Room 2328, AVW Bldg.
Maria Hoo
301 405 3681
mch@umd.edu
ANNOUNCEMENT: PhD Dissertation Defense
Name: Ziyu Liu
Date/Time: Tuesday, November 12th, 2013 at 10:00AM
Location: Room 2328, AVW Building
Committee:
Prof. Isaak Mayergoyz, Advisor/Chair
Prof. Julius Goldhar
Prof. Edo Waks
Prof. Sennur Ulukus
Prof. Howard Elman, Dean's Representative
Title: Modeling of Random Magnetization Dynamics in Nanosystems
Abstract:
Understanding magnetization dynamics in nano-scale magnetic systems is of great scientific interests for its application to magnetic recording technology and spintronic devices. Recently, a novel approach to modeling stochastic magnetization dynamics has been proposed.
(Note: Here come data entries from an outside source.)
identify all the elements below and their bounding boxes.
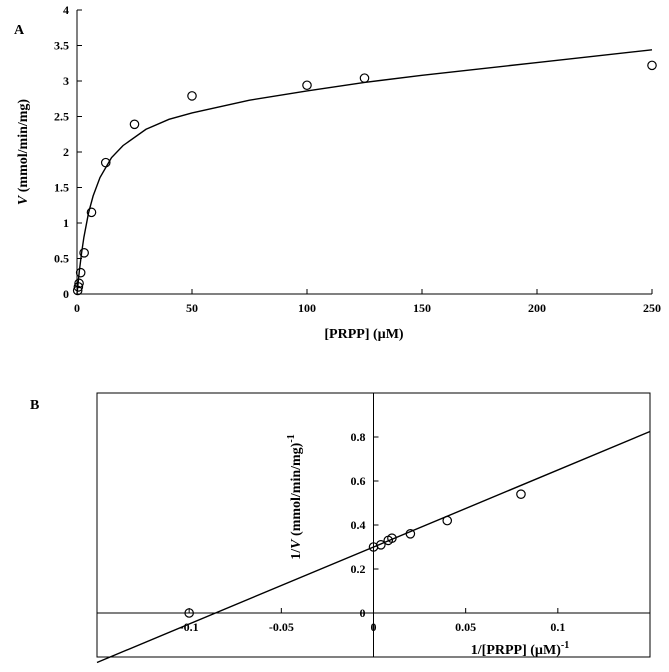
panel-a-y-axis-var: V	[16, 194, 31, 205]
panel-b-x-axis-sup: -1	[561, 640, 569, 651]
panel-a-x-tick-label: 200	[528, 301, 546, 315]
panel-b-data-point	[442, 515, 453, 526]
panel-a-x-tick-label: 150	[413, 301, 431, 315]
panel-b-data-points	[184, 489, 526, 618]
panel-a-data-point	[100, 157, 111, 168]
panel-b-y-ticks: 0 0.2 0.4 0.6 0.8	[351, 430, 379, 620]
panel-a-y-tick-label: 2.5	[54, 110, 69, 124]
panel-b-x-tick-label: -0.1	[180, 620, 199, 634]
panel-b-label: B	[30, 398, 39, 413]
panel-a-y-tick-label: 4	[63, 3, 69, 17]
panel-a-data-point	[647, 60, 657, 71]
panel-a-data-points	[72, 60, 657, 296]
panel-a-x-tick-label: 50	[186, 301, 198, 315]
panel-a-data-point	[129, 119, 140, 130]
panel-a-data-point	[187, 91, 197, 101]
panel-b-data-point	[376, 539, 386, 550]
panel-b-x-axis-title: 1/[PRPP] (µM)-1	[471, 640, 569, 658]
panel-b-y-axis-title: 1/V (mmol/min/mg)-1	[286, 434, 304, 559]
panel-b-y-tick-label: 0.6	[351, 474, 366, 488]
panel-b-y-tick-label: 0.8	[351, 430, 366, 444]
panel-a-x-axis-title: [PRPP] (µM)	[324, 327, 404, 342]
panel-b-y-axis-unit: (mmol/min/mg)	[289, 442, 304, 539]
panel-b-data-point	[405, 528, 416, 539]
panel-b-fit-line	[96, 430, 651, 664]
panel-b-x-tick-label: 0.1	[550, 620, 565, 634]
panel-a-y-tick-label: 1.5	[54, 181, 69, 195]
panel-b-x-tick-label: -0.05	[269, 620, 294, 634]
panel-a-data-point	[302, 80, 312, 91]
panel-a: A 0 50 100 150 200 250 0 0.5 1 1.5 2 2.5 3 3.5 4 [PRP…	[14, 3, 661, 342]
panel-a-y-tick-label: 3.5	[54, 39, 69, 53]
panel-a-y-axis-title: V (mmol/min/mg)	[16, 99, 31, 205]
panel-b-y-tick-label: 0.4	[351, 518, 366, 532]
panel-b-data-point	[516, 489, 526, 499]
panel-b-y-tick-label: 0.2	[351, 562, 366, 576]
panel-a-x-tick-label: 100	[298, 301, 316, 315]
panel-b-y-tick-label: 0	[360, 606, 366, 620]
panel-a-label: A	[14, 23, 25, 38]
panel-a-data-point	[79, 248, 89, 258]
panel-a-x-ticks: 0 50 100 150 200 250	[74, 289, 661, 315]
panel-a-y-ticks: 0 0.5 1 1.5 2 2.5 3 3.5 4	[54, 3, 82, 301]
panel-b-y-axis-base: 1/	[289, 548, 304, 560]
panel-a-y-tick-label: 2	[63, 145, 69, 159]
panel-b-data-point	[184, 608, 194, 618]
panel-a-x-tick-label: 250	[643, 301, 661, 315]
panel-a-x-tick-label: 0	[74, 301, 80, 315]
panel-b: B -0.1 -0.05 0 0.05 0.1 0 0.2 0.4 0.6 0.8 1/[PRP…	[30, 392, 651, 664]
panel-a-y-tick-label: 0	[63, 287, 69, 301]
panel-a-data-point	[75, 267, 86, 278]
panel-a-axes	[76, 10, 652, 295]
panel-a-data-point	[72, 285, 83, 296]
panel-a-y-axis-unit: (mmol/min/mg)	[16, 99, 31, 196]
panel-b-x-axis-base: 1/[PRPP] (µM)	[471, 643, 561, 658]
panel-a-fit-curve	[76, 49, 653, 295]
panel-a-data-point	[74, 278, 84, 289]
panel-a-data-point	[359, 73, 370, 83]
panel-b-y-axis-sup: -1	[286, 434, 297, 442]
panel-a-y-tick-label: 3	[63, 74, 69, 88]
panel-a-y-tick-label: 0.5	[54, 252, 69, 266]
panel-b-data-point	[387, 533, 397, 543]
panel-b-x-tick-label: 0	[371, 620, 377, 634]
panel-b-x-tick-label: 0.05	[455, 620, 476, 634]
panel-a-data-point	[73, 282, 84, 292]
panel-a-data-point	[86, 207, 97, 218]
panel-b-x-ticks: -0.1 -0.05 0 0.05 0.1	[180, 608, 565, 634]
panel-a-y-tick-label: 1	[63, 216, 69, 230]
panel-b-y-axis-var: V	[289, 538, 304, 549]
In this approach, thermal bath effects are accounted for by introducing a jump-noise torque term in the precessional magnetization dynamics equation. In this dissertation, we develop a Monte Carlo type numerical technique for implementation of the approach. There are two central elements of our numerical technique: a ``midpoint'' finite-difference scheme for integration of deterministic precessions and a ``self-scattering'' scheme which results in time-homogenization of a jump-noise process. We also perform and illustrate numerous Monte Carlo simulations in the dissertation using numerical examples. The Monte Carlo simulations are ideally suited for implementation on GPUs since they are intrinsically parallelizable in the sense that different realizations of stochastic magnetization dynamics can be computed concurrently. Therefore we develop a parallel algorithm and implement it using a Nvidia GPU. A speed-up factor of about 200 is achieved using this GPU implementation in comparison with the tranditional CPU single threaded implementation. Furthermore, we apply the jump-noise process driven Landau-Lifshitz equation to the study of thermal magnetization switching for a very wide range of temperatures. Numerical calculations demonstrate that the magnetization switching rate has a different temperature dependence at relatively high and very low temperatures. The high temperature switching conforms to the Arrhenius law of thermal activation, whereas the low temperature switching has many features traditionally attributed to the phenomenon of macroscopic magnetization tunneling. Finally, we extend the jump-noise process approach to the study of magnetization dynamics at elevated temperatures. We derive a generalization of the classical Landau-Lifshitz equation to describe magnetization dynamics around Curie temperature where the traditional micromagnetic constraint is not valid.